This paper looks to the theories of Eric Von Hippel on “innovation communities” and the ideas and motivations for “free revealing”. The theories are related to the specific characteristics and needs of the community of Master of Fine Arts graduate students in theatre technology programs. Six techniques currently used for the sharing of information will be analyzed for their benefits and limitations. Topics such as open source software development, the principles of the organization Public Library of Sciences, and the practice of creating online instructional videos are all explored for successful techniques that can be applied to technical theatre innovation sharing. In addition, the protection of authorship will be discussed including: a broad history of copyright law in America, the cultural property theories of Lawrence Lessig, and the Creative Commons.

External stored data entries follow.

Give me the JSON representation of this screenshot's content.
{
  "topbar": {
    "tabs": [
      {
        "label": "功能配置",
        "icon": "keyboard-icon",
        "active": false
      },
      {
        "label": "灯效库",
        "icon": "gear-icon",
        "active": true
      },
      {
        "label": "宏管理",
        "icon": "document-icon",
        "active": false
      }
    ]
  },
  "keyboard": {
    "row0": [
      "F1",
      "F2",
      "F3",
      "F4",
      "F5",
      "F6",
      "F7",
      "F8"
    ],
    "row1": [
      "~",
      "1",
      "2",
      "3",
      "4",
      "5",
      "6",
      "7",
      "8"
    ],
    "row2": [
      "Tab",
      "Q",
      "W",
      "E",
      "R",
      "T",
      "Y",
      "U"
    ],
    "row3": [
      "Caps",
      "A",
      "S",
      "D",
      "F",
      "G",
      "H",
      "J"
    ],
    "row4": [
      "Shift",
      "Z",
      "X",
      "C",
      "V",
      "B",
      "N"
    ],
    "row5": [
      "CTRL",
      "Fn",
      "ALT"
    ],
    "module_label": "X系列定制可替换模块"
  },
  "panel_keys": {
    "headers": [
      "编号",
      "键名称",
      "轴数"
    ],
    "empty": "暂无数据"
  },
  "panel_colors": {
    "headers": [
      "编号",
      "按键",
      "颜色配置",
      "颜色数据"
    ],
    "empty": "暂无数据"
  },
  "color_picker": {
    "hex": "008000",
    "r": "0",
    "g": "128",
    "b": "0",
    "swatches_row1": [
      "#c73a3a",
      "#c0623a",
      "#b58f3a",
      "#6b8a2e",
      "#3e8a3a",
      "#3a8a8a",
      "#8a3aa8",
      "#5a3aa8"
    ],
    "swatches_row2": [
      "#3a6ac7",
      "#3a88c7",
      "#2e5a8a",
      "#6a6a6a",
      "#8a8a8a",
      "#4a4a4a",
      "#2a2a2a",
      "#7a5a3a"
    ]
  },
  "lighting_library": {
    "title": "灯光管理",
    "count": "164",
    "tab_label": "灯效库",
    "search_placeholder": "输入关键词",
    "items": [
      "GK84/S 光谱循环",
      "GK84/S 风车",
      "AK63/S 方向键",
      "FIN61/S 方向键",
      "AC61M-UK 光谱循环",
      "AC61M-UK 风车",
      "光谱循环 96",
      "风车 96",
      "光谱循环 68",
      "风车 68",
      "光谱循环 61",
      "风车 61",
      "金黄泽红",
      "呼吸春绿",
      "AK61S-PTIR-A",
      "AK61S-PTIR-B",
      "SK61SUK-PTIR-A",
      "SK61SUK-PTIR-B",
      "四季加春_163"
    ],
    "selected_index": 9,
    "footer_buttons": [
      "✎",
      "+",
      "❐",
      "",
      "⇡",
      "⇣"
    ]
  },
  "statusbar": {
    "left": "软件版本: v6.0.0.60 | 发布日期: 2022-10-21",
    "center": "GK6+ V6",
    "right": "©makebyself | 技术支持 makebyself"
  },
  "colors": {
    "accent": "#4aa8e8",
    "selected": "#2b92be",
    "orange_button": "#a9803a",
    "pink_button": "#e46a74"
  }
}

I plan to compile all of the necessary information to lay the foundation for the development of a new approach to sharing information in theatre technology. Open Theatre Source will be the name for the proposed infrastructure. It will provide an online meeting place among the potential innovators in MFA programs. The infrastructure will employ new sharing techniques and will use innovative technologies to the community. The primary objective of Open Theatre Source will be to facilitate a dialogue among individuals who are studying within the many different programs. The dialogue will transcend institutional boundaries, which will benefit and improve the entire community of academic institutions.

Open Theatre Source will create a valuable case study for future research in open sharing infrastructures for theatre technology. Through its successes or failures, the information gathered could then be applied to other areas of the theatre community, including the professional industry.